New York Times Columnist Gail Collins to Speak March 8 at Women's History Month Lecture

New York Times columnist Gail Collins will deliver the 18th annual Luann Dummer Lecture based on her latest book, When Everything Changed: The Amazing Journey of American Women from 1960 to the Present, on Tuesday, March 8.

Gail Collins

Gail Collins

Collins will give the lecture at 7 p.m. in the O’Shaughnessy Educational Center auditorium on the St. Paul campus of the University of St. Thomas. The lecture is free and open to the public. A reception and book signing will follow.

Collins joined The New York Times in 1995 as a member of the editorial board and later became an op-ed columnist. In 2001 she became the first woman appointed editor of the Times’ editorial page. At the beginning of 2007 she stepped down to finish When Everything Changed. She returned to the Times as a columnist in July 2007.

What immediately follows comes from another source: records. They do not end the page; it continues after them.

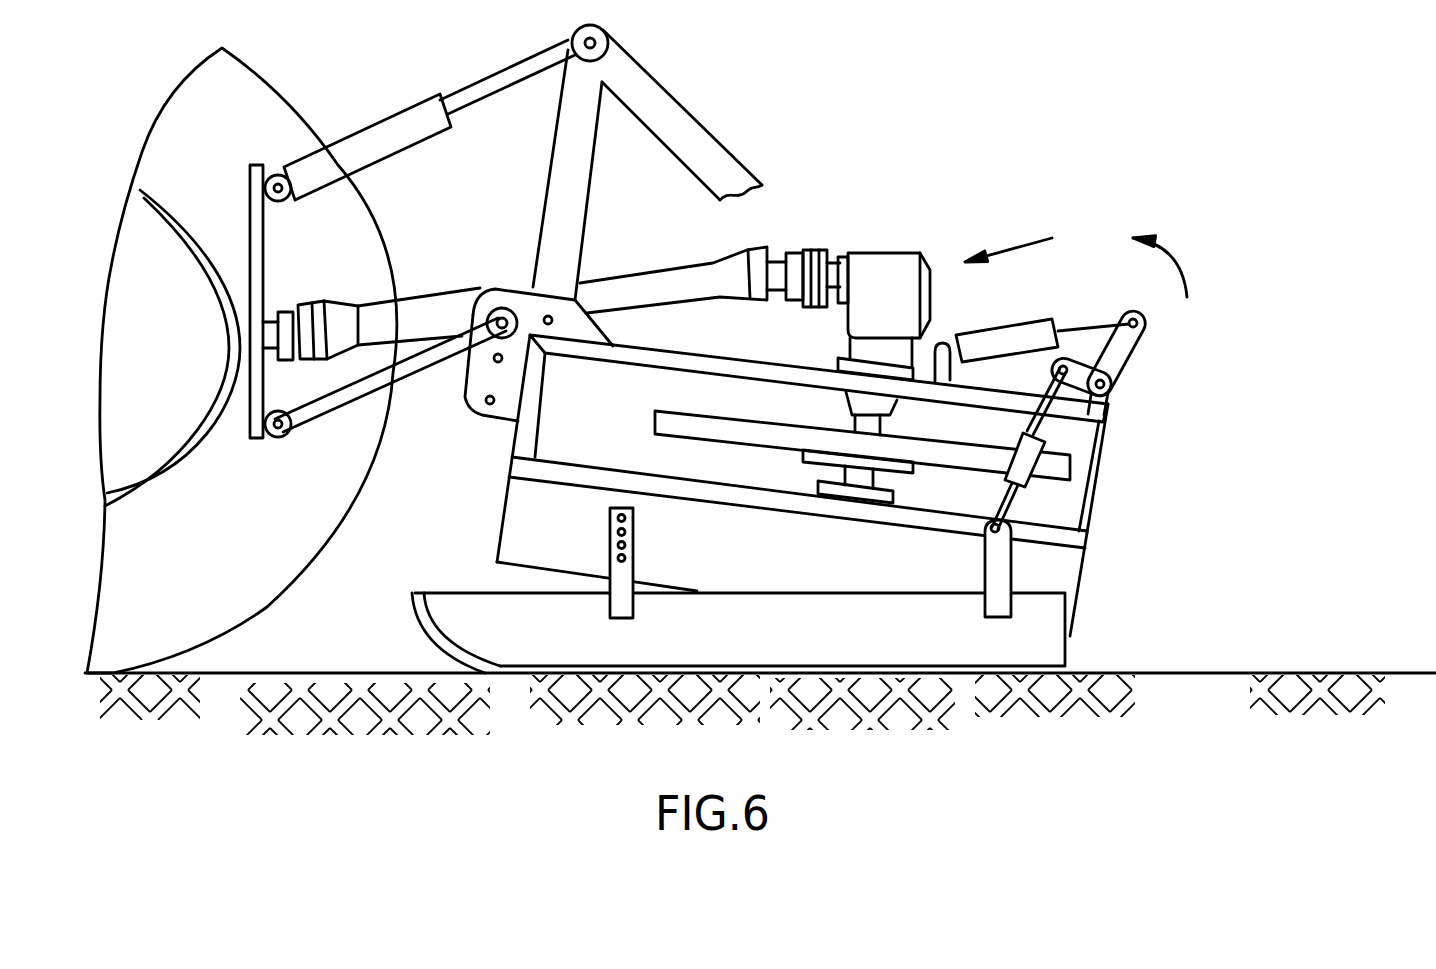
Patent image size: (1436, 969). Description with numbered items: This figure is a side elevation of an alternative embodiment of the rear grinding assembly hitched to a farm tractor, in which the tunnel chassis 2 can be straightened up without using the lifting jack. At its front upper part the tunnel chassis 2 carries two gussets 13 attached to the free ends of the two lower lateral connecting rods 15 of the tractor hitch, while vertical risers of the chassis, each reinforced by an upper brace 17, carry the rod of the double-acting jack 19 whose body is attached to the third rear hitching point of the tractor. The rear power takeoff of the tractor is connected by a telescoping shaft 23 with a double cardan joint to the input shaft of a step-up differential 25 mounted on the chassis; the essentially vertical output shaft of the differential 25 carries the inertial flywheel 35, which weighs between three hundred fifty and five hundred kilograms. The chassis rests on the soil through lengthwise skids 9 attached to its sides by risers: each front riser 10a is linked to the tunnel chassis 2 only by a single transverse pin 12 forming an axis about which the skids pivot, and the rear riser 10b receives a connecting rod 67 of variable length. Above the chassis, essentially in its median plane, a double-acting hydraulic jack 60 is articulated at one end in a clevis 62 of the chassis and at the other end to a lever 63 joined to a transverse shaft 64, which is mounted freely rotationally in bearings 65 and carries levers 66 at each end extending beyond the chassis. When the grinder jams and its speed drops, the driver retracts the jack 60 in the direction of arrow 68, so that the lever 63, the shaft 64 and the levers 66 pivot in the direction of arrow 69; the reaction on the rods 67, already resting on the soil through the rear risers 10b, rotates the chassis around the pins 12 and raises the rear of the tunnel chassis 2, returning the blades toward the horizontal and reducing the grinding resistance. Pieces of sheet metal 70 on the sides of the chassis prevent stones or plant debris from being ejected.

The tunnel chassis 2 is at (1080, 533).
The lengthwise skid 9 is at (448, 590).
The front riser 10a is at (635, 582).
The rear riser 10b is at (988, 565).
The transverse pin 12 is at (610, 540).
The gusset 13 is at (472, 372).
The lower lateral connecting rod 15 is at (330, 405).
The upper brace 17 is at (688, 122).
The double-acting jack 19 is at (380, 145).
The telescoping shaft 23 is at (422, 317).
The differential 25 is at (887, 262).
The inertial flywheel 35 is at (657, 420).
The double-acting hydraulic jack 60 is at (1018, 338).
The clevis 62 is at (950, 372).
The lever 63 is at (1125, 350).
The transverse shaft 64 is at (1110, 384).
The bearing 65 is at (1105, 400).
The lever 66 is at (1080, 363).
The connecting rod 67 is at (1018, 445).
The arrow 68 is at (1022, 246).
The arrow 69 is at (1172, 254).
The sheet metal piece 70 is at (1073, 587).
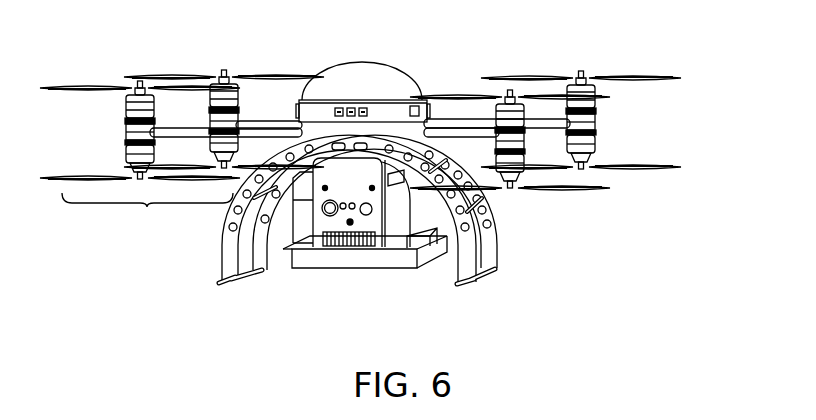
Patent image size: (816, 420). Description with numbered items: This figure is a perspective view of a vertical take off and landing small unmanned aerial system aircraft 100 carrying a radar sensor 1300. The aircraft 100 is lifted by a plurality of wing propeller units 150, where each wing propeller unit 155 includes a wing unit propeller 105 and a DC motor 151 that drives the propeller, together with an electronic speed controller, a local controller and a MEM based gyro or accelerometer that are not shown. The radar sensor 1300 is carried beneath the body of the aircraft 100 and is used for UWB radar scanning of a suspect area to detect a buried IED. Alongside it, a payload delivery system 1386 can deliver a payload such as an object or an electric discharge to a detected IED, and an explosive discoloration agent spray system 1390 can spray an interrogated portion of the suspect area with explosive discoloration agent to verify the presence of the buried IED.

The aircraft 100 is at (380, 176).
The wing unit propeller 105 is at (630, 80).
The DC motor 151 is at (591, 86).
The wing propeller unit 155 is at (388, 129).
The plurality of wing propeller units 150 is at (147, 214).
The radar sensor 1300 is at (350, 238).
The explosive discoloration agent spray system 1390 is at (387, 238).
The payload delivery system 1386 is at (412, 266).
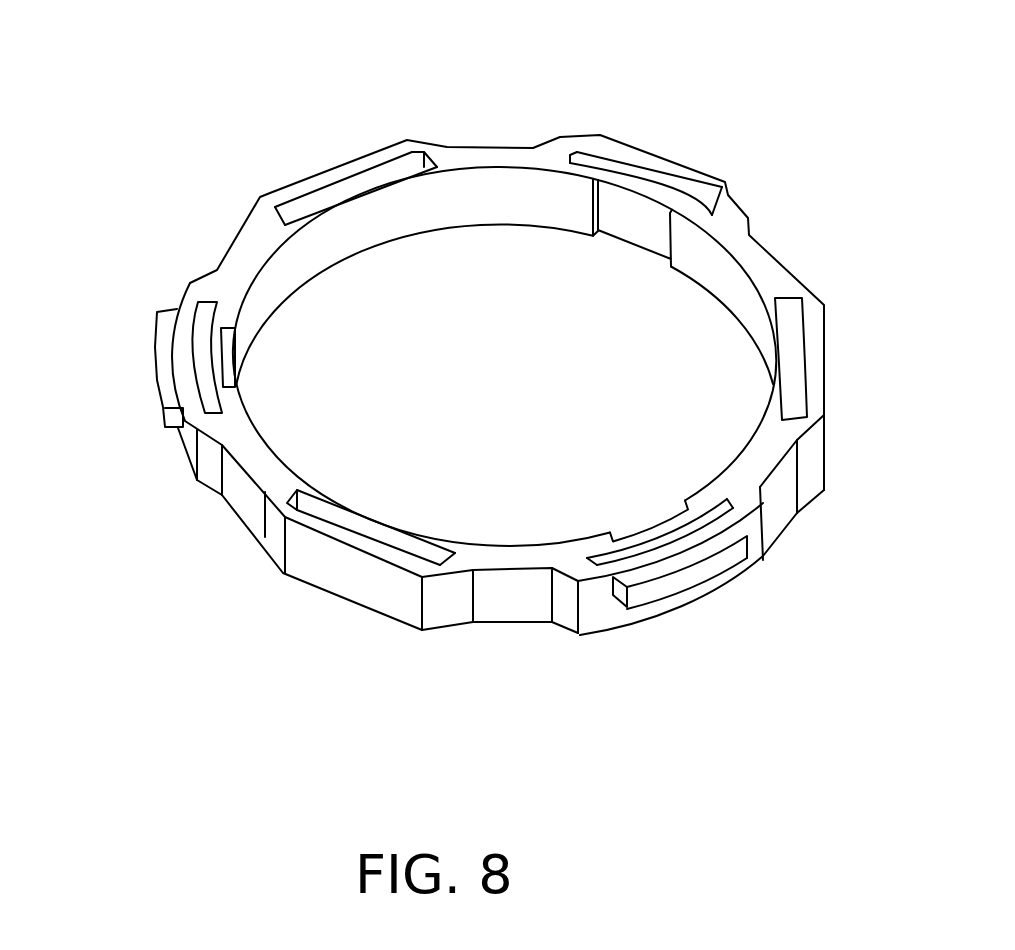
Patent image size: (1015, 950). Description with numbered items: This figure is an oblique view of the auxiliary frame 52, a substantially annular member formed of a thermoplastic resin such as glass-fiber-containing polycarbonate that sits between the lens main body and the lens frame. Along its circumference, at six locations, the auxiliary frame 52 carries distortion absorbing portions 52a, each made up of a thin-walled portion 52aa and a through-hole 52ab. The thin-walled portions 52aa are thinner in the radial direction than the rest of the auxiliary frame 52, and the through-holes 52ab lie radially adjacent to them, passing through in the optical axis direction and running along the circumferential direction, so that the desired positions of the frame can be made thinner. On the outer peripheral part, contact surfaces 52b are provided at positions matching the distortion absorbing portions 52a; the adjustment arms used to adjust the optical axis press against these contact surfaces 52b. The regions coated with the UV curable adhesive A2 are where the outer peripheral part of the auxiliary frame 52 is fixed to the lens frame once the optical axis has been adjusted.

The auxiliary frame 52 is at (490, 157).
The distortion absorbing portion 52a is at (390, 147).
The contact surface 52b is at (356, 156).
The thin-walled portion 52aa is at (312, 185).
The through-hole 52ab is at (305, 200).
The adhesive A2 is at (715, 183).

Before joining the Times, Collins was a columnist at New York Newsday and the New York Daily News, and a reporter for United Press International. Her first jobs in journalism were in Connecticut, where she founded the Connecticut State News Bureau, which provided coverage of the state capitol and Connecticut politics. When she sold it in 1977, the CSNB was the largest news service of its kind in the country, with more than 30 weekly and daily newspapers.

Aside from When Everything Changed, Collins is the author of America's Women, Scorpion Tongues: Gossip, Celebrity and American Politics, and The Millennium Book, which she co-wrote with her husband, Dan Collins.

St. Thomas’ annual Women's History Month lecture is named for the late Dr. Luann Dummer, a St. Thomas English professor whose 1992 estate provided approximately $1 million for the creation of a women's center at St. Thomas and an endowment for its programs, including the annual lecture series.